Science has long been touted as the solver of all problems, and during crises like the COVID-19 pandemic, the public craves certainty. But science is dynamic, and when knowledge changes—and technology is now enabling rapid changes—the public can become confused and even doubtful when shifts in understanding are framed the wrong way. Scientists and educators must do a better job of explaining how science works to the public, as well as to policy-makers and leaders. Science continually challenges and improves on the current state of knowledge. This is how the world progresses. It is the job of the scientific community to explain new findings in this context. Without this framing, the dynamic nature of science may be misunderstood as a weakness rather than a strength, and new findings may be misrepresented to the public. The COVID-19 pandemic exposed this vulnerability, with dire consequences. One need only look at the hundreds of thousands of needless deaths resulting from vaccine misinformation.

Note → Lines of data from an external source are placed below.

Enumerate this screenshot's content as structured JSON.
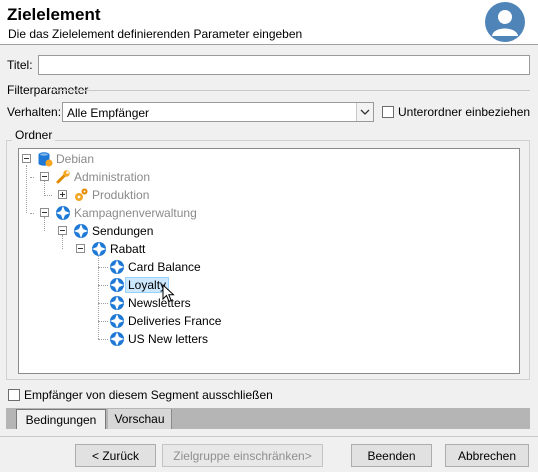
{
  "header": {
    "title": "Zielelement",
    "subtitle": "Die das Zielelement definierenden Parameter eingeben"
  },
  "form": {
    "title_label": "Titel:",
    "title_value": "",
    "filter_section": "Filterparameter",
    "behavior_label": "Verhalten:",
    "behavior_value": "Alle Empfänger",
    "subfolders_label": "Unterordner einbeziehen",
    "subfolders_checked": false,
    "folder_section": "Ordner"
  },
  "tree": {
    "nodes": [
      {
        "label": "Debian",
        "icon": "database-icon",
        "muted": true
      },
      {
        "label": "Administration",
        "icon": "wrench-icon",
        "muted": true
      },
      {
        "label": "Produktion",
        "icon": "gears-icon",
        "muted": true
      },
      {
        "label": "Kampagnenverwaltung",
        "icon": "campaign-folder-icon",
        "muted": true
      },
      {
        "label": "Sendungen",
        "icon": "campaign-folder-icon",
        "muted": false
      },
      {
        "label": "Rabatt",
        "icon": "campaign-folder-icon",
        "muted": false
      },
      {
        "label": "Card Balance",
        "icon": "campaign-folder-icon",
        "muted": false
      },
      {
        "label": "Loyalty",
        "icon": "campaign-folder-icon",
        "muted": false,
        "selected": true
      },
      {
        "label": "Newsletters",
        "icon": "campaign-folder-icon",
        "muted": false
      },
      {
        "label": "Deliveries France",
        "icon": "campaign-folder-icon",
        "muted": false
      },
      {
        "label": "US New letters",
        "icon": "campaign-folder-icon",
        "muted": false
      }
    ]
  },
  "exclude_label": "Empfänger von diesem Segment ausschließen",
  "exclude_checked": false,
  "tabs": [
    "Bedingungen",
    "Vorschau"
  ],
  "buttons": {
    "back": "< Zurück",
    "restrict": "Zielgruppe einschränken>",
    "finish": "Beenden",
    "cancel": "Abbrechen"
  },
  "colors": {
    "accent_blue": "#1e78d6",
    "selection": "#cce8ff",
    "avatar": "#4f84b8"
  }
}
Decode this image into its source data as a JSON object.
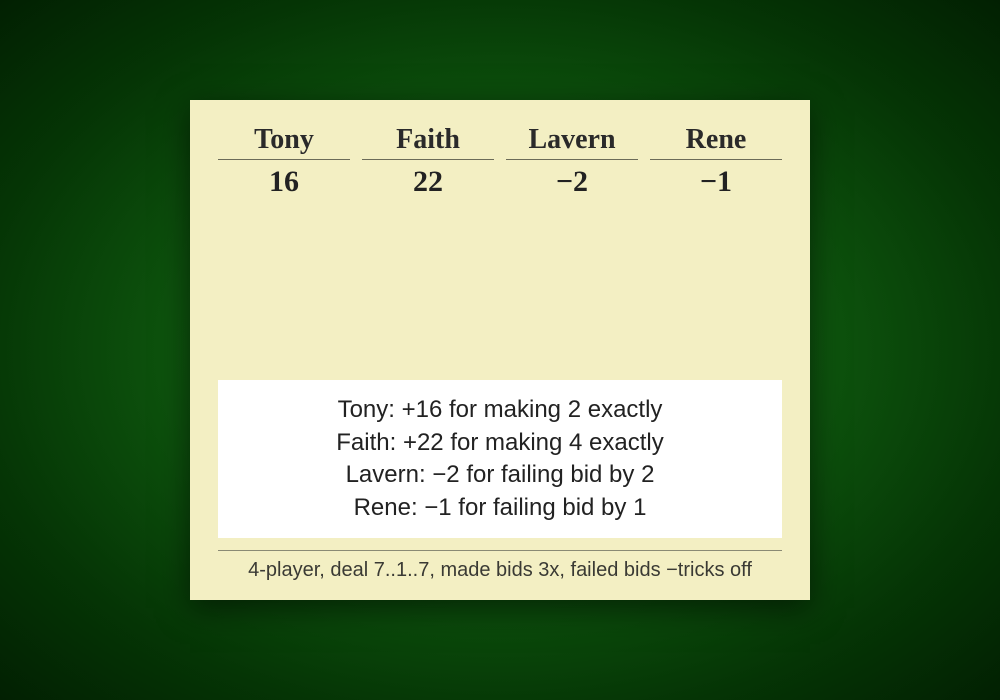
{
  "players": [
    {
      "name": "Tony",
      "score": "16"
    },
    {
      "name": "Faith",
      "score": "22"
    },
    {
      "name": "Lavern",
      "score": "−2"
    },
    {
      "name": "Rene",
      "score": "−1"
    }
  ],
  "log": [
    "Tony: +16 for making 2 exactly",
    "Faith: +22 for making 4 exactly",
    "Lavern: −2 for failing bid by 2",
    "Rene: −1 for failing bid by 1"
  ],
  "rules": "4-player, deal 7..1..7, made bids 3x, failed bids −tricks off"
}
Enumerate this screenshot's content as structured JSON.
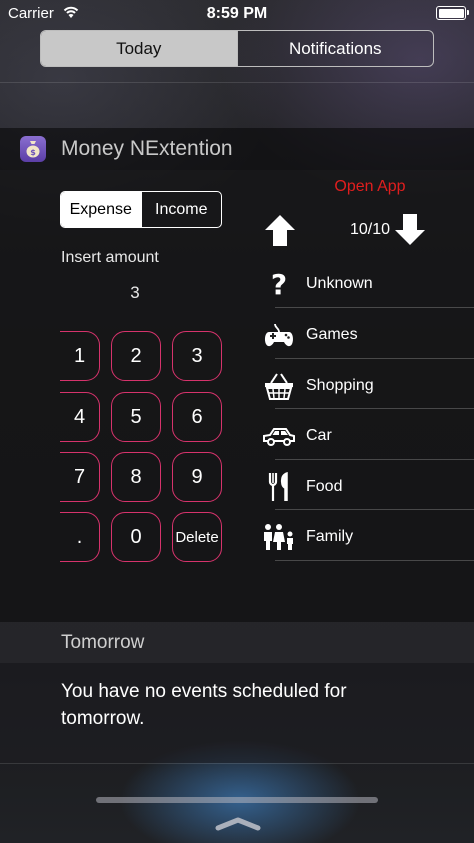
{
  "status_bar": {
    "carrier": "Carrier",
    "time": "8:59 PM",
    "wifi_icon": "wifi-icon",
    "battery_icon": "battery-icon"
  },
  "top_tabs": {
    "today": "Today",
    "notifications": "Notifications"
  },
  "widget": {
    "app_icon": "money-bag-icon",
    "title": "Money NExtention",
    "type_toggle": {
      "expense": "Expense",
      "income": "Income",
      "selected": "Expense"
    },
    "insert_label": "Insert amount",
    "amount": "3",
    "keypad": [
      [
        "1",
        "2",
        "3"
      ],
      [
        "4",
        "5",
        "6"
      ],
      [
        "7",
        "8",
        "9"
      ],
      [
        ".",
        "0",
        "Delete"
      ]
    ],
    "open_app": "Open App",
    "counter": "10/10",
    "accent_color": "#d6336c",
    "link_color": "#e01e1e",
    "categories": [
      {
        "label": "Unknown",
        "icon": "question-mark-icon"
      },
      {
        "label": "Games",
        "icon": "gamepad-icon"
      },
      {
        "label": "Shopping",
        "icon": "shopping-basket-icon"
      },
      {
        "label": "Car",
        "icon": "car-icon"
      },
      {
        "label": "Food",
        "icon": "fork-knife-icon"
      },
      {
        "label": "Family",
        "icon": "family-icon"
      }
    ]
  },
  "tomorrow": {
    "title": "Tomorrow",
    "message": "You have no events scheduled for tomorrow."
  }
}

Part of making the scientific process less mysterious and questionable for everyone is providing greater transparency. Science advances through positive and negative results, and better ways are needed to report or share this information and present the full picture of studies. There also must be a means through which all fields of study commit to rigorously assessing the reproducibility of their findings. These are efforts that bolster, not diminish, confidence in science, both within and outside the scientific community. Collaborative and open science efforts have spurred the rapid growth of open-source platforms, data sharing, common methodology, and computational tools that enhance both scientific rigor and the generalizability of findings. Well-validated data are essential for the further development of new inventions and innovations. In parallel, the scientific enterprise still must provide opportunities for exploratory research, hypothesis-generating studies, and high risk–high reward endeavors, again affirming to the public that such pursuits can lead to deeper understanding as well as breakthrough discoveries.

As science progresses, society must be ever aware of the consequences. It can be challenging for advances that generate change to gain widespread acceptance. Sadly, there are examples throughout history in which scientific advances were implemented without careful thought about their long-term impacts on the environment or society. This breeds distrust in science. For example, the failure to consider subgroups in population-level research has sometimes led to social and economic disparities in human health. Conversely, stratification of subgroups in clinical trials—such as Black patients with congestive heart failure, for example—has led to improved therapies that might otherwise have been missed. Building greater diversity in the scientific workforce may also lead to a more equitable impact of new advances and improve the ability to communicate science to wider communities.

Public perception of science depends on an appreciation that the scientific process is nuanced and cannot be reduced to overstated conclusions, and worse, premature implications for use by society. Without this understanding, failures to predict outcomes or revisions of earlier findings may reinforce, in some quarters, a belief that science cannot be trusted. Let this be science’s overriding message: As new discoveries inevitably alter our understanding, the methods of science push us ever closer to the truth.

By Susan G. Amara
The president of the American Association for the Advancement of Science. Washington DC, USA.